Since Trump’s call to end DACA, it has faced a whirlwind of legal challenges. While no new applications are being accepted, existing DACA recipients like Rincon and Gonzalez are permitted to apply for renewals.
“DACA is really on a lifeline,” said Tampa immigration lawyer Christian Zeller.
Vice President Mike Pence said Thursday that DACA was not being considered as a bargaining chip in the deadlock over border security that has partially shut down the federal government.
Zeller said it will take either a Supreme Court ruling on whether Trump can phase out DACA or Congress passing a law protecting the recipients to determine the program’s future.
Amid the uncertainty, Rincon and Gonzalez have a business to run.
Beyond their life savings, the two friends invested nearly round-the-clock work to get to opening day Sept. 24.
Rincon spent dozens of hours researching city code to secure permits and getting the building into compliance.
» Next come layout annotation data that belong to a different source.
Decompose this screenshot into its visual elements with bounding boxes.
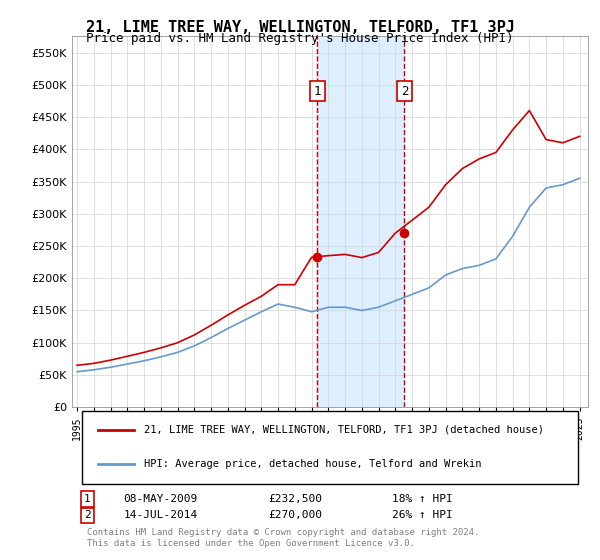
Text: HPI: Average price, detached house, Telford and Wrekin: HPI: Average price, detached house, Telf… xyxy=(144,459,482,469)
Text: 08-MAY-2009: 08-MAY-2009 xyxy=(124,494,198,504)
Text: Contains HM Land Registry data © Crown copyright and database right 2024.
This d: Contains HM Land Registry data © Crown c… xyxy=(88,528,480,548)
FancyBboxPatch shape xyxy=(82,411,578,484)
Text: 2: 2 xyxy=(401,85,408,97)
Text: £232,500: £232,500 xyxy=(268,494,322,504)
Text: 1: 1 xyxy=(314,85,321,97)
Text: 26% ↑ HPI: 26% ↑ HPI xyxy=(392,510,452,520)
Text: 1: 1 xyxy=(84,494,91,504)
Text: 2: 2 xyxy=(84,510,91,520)
Text: 14-JUL-2014: 14-JUL-2014 xyxy=(124,510,198,520)
Text: £270,000: £270,000 xyxy=(268,510,322,520)
Bar xyxy=(317,36,404,407)
Text: 18% ↑ HPI: 18% ↑ HPI xyxy=(392,494,452,504)
Text: Price paid vs. HM Land Registry's House Price Index (HPI): Price paid vs. HM Land Registry's House … xyxy=(86,32,514,45)
Text: 21, LIME TREE WAY, WELLINGTON, TELFORD, TF1 3PJ: 21, LIME TREE WAY, WELLINGTON, TELFORD, … xyxy=(86,20,514,35)
Text: 21, LIME TREE WAY, WELLINGTON, TELFORD, TF1 3PJ (detached house): 21, LIME TREE WAY, WELLINGTON, TELFORD, … xyxy=(144,425,544,435)
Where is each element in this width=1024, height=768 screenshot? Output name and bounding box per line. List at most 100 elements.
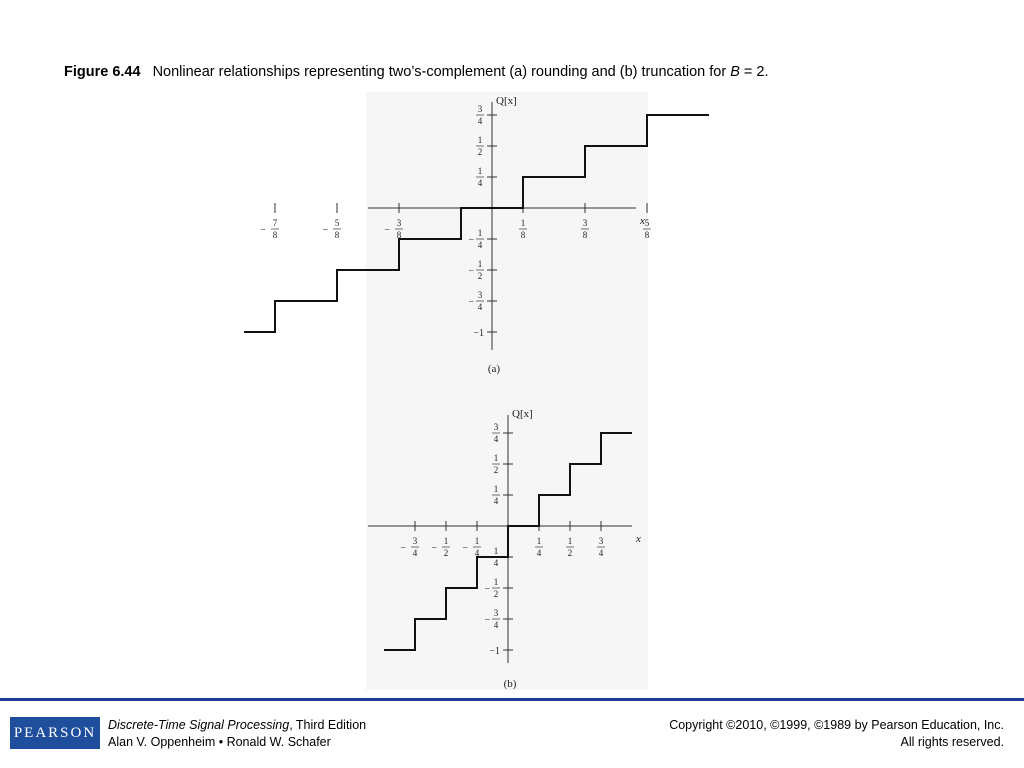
panel-label: (a) (488, 363, 501, 375)
tick-numerator: 1 (478, 259, 483, 269)
tick-denominator: 4 (478, 302, 483, 312)
tick-numerator: 5 (335, 218, 340, 228)
x-tick-label: −3 4 (400, 536, 419, 558)
y-tick-label: −1 2 (484, 577, 500, 599)
y-tick-label: 34 (476, 104, 484, 126)
copyright-info: Copyright ©2010, ©1999, ©1989 by Pearson… (669, 717, 1004, 751)
y-tick-label: −1 2 (468, 259, 484, 281)
minus-sign: − (431, 543, 437, 554)
y-axis-label: Q[x] (496, 95, 517, 107)
tick-numerator: 1 (444, 536, 449, 546)
tick-denominator: 4 (494, 434, 499, 444)
tick-numerator: 3 (478, 290, 483, 300)
tick-denominator: 2 (478, 271, 483, 281)
tick-denominator: 8 (335, 230, 340, 240)
copyright-text: Copyright ©2010, ©1999, ©1989 by Pearson… (669, 718, 1004, 732)
y-tick-label: −1 4 (468, 228, 484, 250)
y-tick-label: −3 4 (484, 608, 500, 630)
book-authors: Alan V. Oppenheim • Ronald W. Schafer (108, 735, 331, 749)
panel-label: (b) (504, 678, 517, 690)
tick-numerator: 7 (273, 218, 278, 228)
book-info: Discrete-Time Signal Processing, Third E… (108, 717, 366, 751)
x-tick-label: −1 4 (462, 536, 481, 558)
tick-denominator: 4 (494, 496, 499, 506)
tick-denominator: 8 (583, 230, 588, 240)
tick-numerator: 1 (537, 536, 542, 546)
x-tick-label: −7 8 (260, 218, 279, 240)
tick-denominator: 4 (413, 548, 418, 558)
tick-numerator: 1 (478, 228, 483, 238)
minus-sign: − (468, 235, 474, 246)
minus-sign: − (384, 225, 390, 236)
tick-numerator: 3 (478, 104, 483, 114)
tick-numerator: 3 (494, 608, 499, 618)
tick-denominator: 4 (478, 178, 483, 188)
tick-denominator: 4 (494, 620, 499, 630)
x-tick-label: −5 8 (322, 218, 341, 240)
tick-denominator: 2 (444, 548, 449, 558)
x-axis-label: x (639, 215, 645, 227)
figure-caption: Figure 6.44 Nonlinear relationships repre… (64, 64, 768, 80)
caption-variable: B (730, 64, 740, 80)
y-tick-label: −1 (473, 328, 484, 339)
y-tick-label: 12 (476, 135, 484, 157)
x-tick-label: −3 8 (384, 218, 403, 240)
tick-numerator: 1 (475, 536, 480, 546)
rights-text: All rights reserved. (900, 735, 1004, 749)
tick-numerator: 1 (494, 484, 499, 494)
tick-numerator: 1 (494, 577, 499, 587)
tick-numerator: 5 (645, 218, 650, 228)
caption-text-after: = 2. (739, 64, 769, 80)
tick-denominator: 2 (494, 589, 499, 599)
x-tick-label: 38 (581, 218, 589, 240)
tick-text: −1 (473, 328, 484, 339)
tick-denominator: 4 (494, 558, 499, 568)
tick-denominator: 2 (568, 548, 573, 558)
y-tick-label: 12 (492, 453, 500, 475)
tick-numerator: 3 (397, 218, 402, 228)
tick-numerator: 3 (583, 218, 588, 228)
minus-sign: − (484, 615, 490, 626)
figure-number: Figure 6.44 (64, 64, 141, 80)
tick-numerator: 1 (494, 453, 499, 463)
x-tick-label: 14 (535, 536, 543, 558)
minus-sign: − (260, 225, 266, 236)
tick-denominator: 2 (494, 465, 499, 475)
x-tick-label: 18 (519, 218, 527, 240)
quantizer-staircase (244, 114, 709, 333)
x-tick-label: 12 (566, 536, 574, 558)
figure-background (366, 92, 648, 690)
tick-text: −1 (489, 646, 500, 657)
x-tick-label: 58 (643, 218, 651, 240)
minus-sign: − (484, 553, 490, 564)
y-tick-label: −1 (489, 646, 500, 657)
y-tick-label: 14 (476, 166, 484, 188)
minus-sign: − (322, 225, 328, 236)
y-axis-label: Q[x] (512, 408, 533, 420)
caption-text-before: Nonlinear relationships representing two… (152, 64, 731, 80)
minus-sign: − (468, 266, 474, 277)
tick-denominator: 2 (478, 147, 483, 157)
tick-denominator: 8 (645, 230, 650, 240)
y-tick-label: 14 (492, 484, 500, 506)
pearson-logo: PEARSON (10, 717, 100, 749)
tick-denominator: 4 (537, 548, 542, 558)
tick-denominator: 8 (397, 230, 402, 240)
tick-numerator: 1 (478, 135, 483, 145)
tick-denominator: 4 (475, 548, 480, 558)
x-axis-label: x (635, 533, 641, 545)
y-tick-label: 34 (492, 422, 500, 444)
tick-numerator: 1 (478, 166, 483, 176)
book-edition: , Third Edition (289, 718, 367, 732)
tick-numerator: 1 (494, 546, 499, 556)
tick-numerator: 3 (413, 536, 418, 546)
tick-numerator: 3 (494, 422, 499, 432)
logo-text: PEARSON (13, 724, 97, 741)
tick-denominator: 4 (478, 240, 483, 250)
tick-denominator: 4 (478, 116, 483, 126)
minus-sign: − (468, 297, 474, 308)
tick-numerator: 1 (568, 536, 573, 546)
minus-sign: − (484, 584, 490, 595)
Gonzalez completed most of the plumbing, rerouting of electrical plugs, installing sinks and painting work himself.
In the early mornings before and the evenings after her full-time job insurance job, Rincon makes all of the empanadas, muffins, sandwiches and burritos from scratch. After Gonzalez closes the shop at 6 p.m., he begins his second job at Uber Eats to keep him afloat in this first year as a small business owner.
The long hours are worth it when they see regulars drinking coffee in the shop’s plush couches and eating muffins they made that morning, the local antidote to the chain coffee shops of the world. But Rincon and Gonzalez also see Southie Coffee as another emblem: the embodiment of the immigrant story about working hard for a dream.
“We consider ourselves American even though the paper work doesn’t say that,’’ Gonzalez said. “It’s all we know.”